One such feature is a large image that hangs in Commons, in the main room just off the Colket Center atrium. It shows a cowgirl on a horse, striking a pose that seems to defy the laws of motion.

So much about the artwork is hard to place. The photorealistic quality of the image, for one, was a topic of debate during my years as a student. Was it a painting or a colorized photo? Also discussed and dissected was the look of sanguine cheerfulness on the cowgirl’s face. Further confusing things: There’s nothing else like it in the general vicinity. It’s not a western-themed wall, or even part of a greater display. It hangs alone, in a corner in the dining hall, and nobody seemed to know why.

“Cowgirl Ann,” as she is known, could be something of a divisive figure. Some students loved her, including her in the eclectic canon of Roanoke College art and appreciating the attributes that others found vexing. To another, larger, group of students, the perceived randomness of the portrait was difficult to warm up to. There’s an aesthetic sensibility shared widely by my generation, and unfortunately it doesn’t make a lot of room for an out-of-place cowgirl.

For what it’s worth, I was always fond of Cowgirl Ann. With or without context, the image is striking.

One gets the feeling that this woman on her horse could do anything, and that she’d make it all look easy.

The colors stir together in an otherworldly way. There’s a low relief between the colors in her clothes and the browns of the background, and altogether, the palate is muted in a way that doesn’t really happen in the natural world. In the center of this, her facial expression and physical poise call to mind an optimism in the face of featureless surroundings and uncertain prospects.

To my mind, Cowgirl Ann stands as a figure of defiant humanity on a barren plane. One gets the feeling that this woman on her horse could do anything, and that she’d make it all look easy.

I’ll admit to having passed my college career in ignorance to the Cowgirl Ann’s background. As happens so disappointingly often, I was unfamiliar with her creator, Bob “Daddy-O” Wade, until his passing last year on Christmas Eve. Based in Austin, Texas, Wade was best known for his sculptures, which participated in the great tradition of largerthan-life roadside Americana.

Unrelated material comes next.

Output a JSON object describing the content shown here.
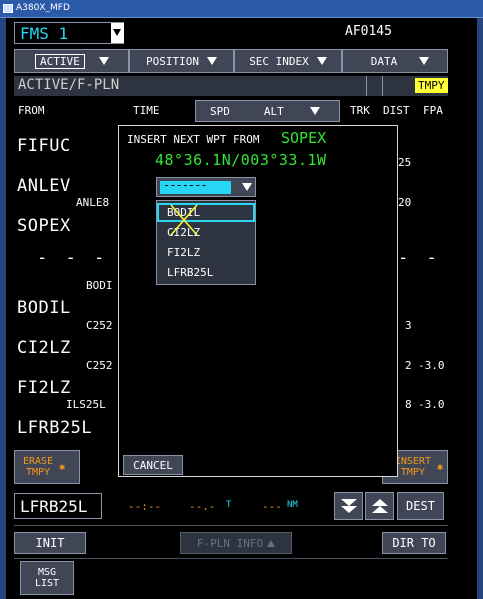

A seminal figure in the Texas Cosmic Cowboy counterculture of the 1970s, he is best remembered for pieces such as his 12-foot iguana, originally on the roof of New York City’s Lone Star Café, or for the giant cowboy boots that today reside in San Antonio and have become a landmark. Wade understood better than anyone the distinct characteristics of American kitsch, and he made art that was striking, unique, and very accessible.

Less widely known were Wade’s hand-tinted versions of photos from the American West. Among his favorite subjects were cowgirls, and Cowgirl Ann — which Wade was commissioned to create — is among them. Wade dedicated his book of these images, “Cowgirls,” to “people everywhere who continue to embrace the cowgirl spirit.”

As an East Coast native, I can’t claim to know the cowgirl spirit quite as well as Wade, a native Texan, did, but I can hazard a guess as to some of what it entailed: an embrace of freedom, an appreciation for wide open spaces, and a vigorous, upbeat approach to life.

These are among the qualities that run through Wade’s work, and we can see them clearly in Cowgirl Ann, who few may know was Ann Weinstein, a Roanoke artist, art critic and member of the College’s Art Advisory Council. She and husband Sidney Weinstein ’42, commissioned and generously gifted sculptor Alice Aycock’s “The Solar Wind,” a sculpture that stands at the entrance to the Science Complex.

Naysayers aside, we are fortunate to have Cowgirl Ann as a guest in our dining hall, embodying our best traits and encouraging us to imagine a world as wide open as hers and Wade’s. RC

Joseph Krzyston ’19 majored in Environmental Studies at Roanoke and currently works in marketing in central North Carolina.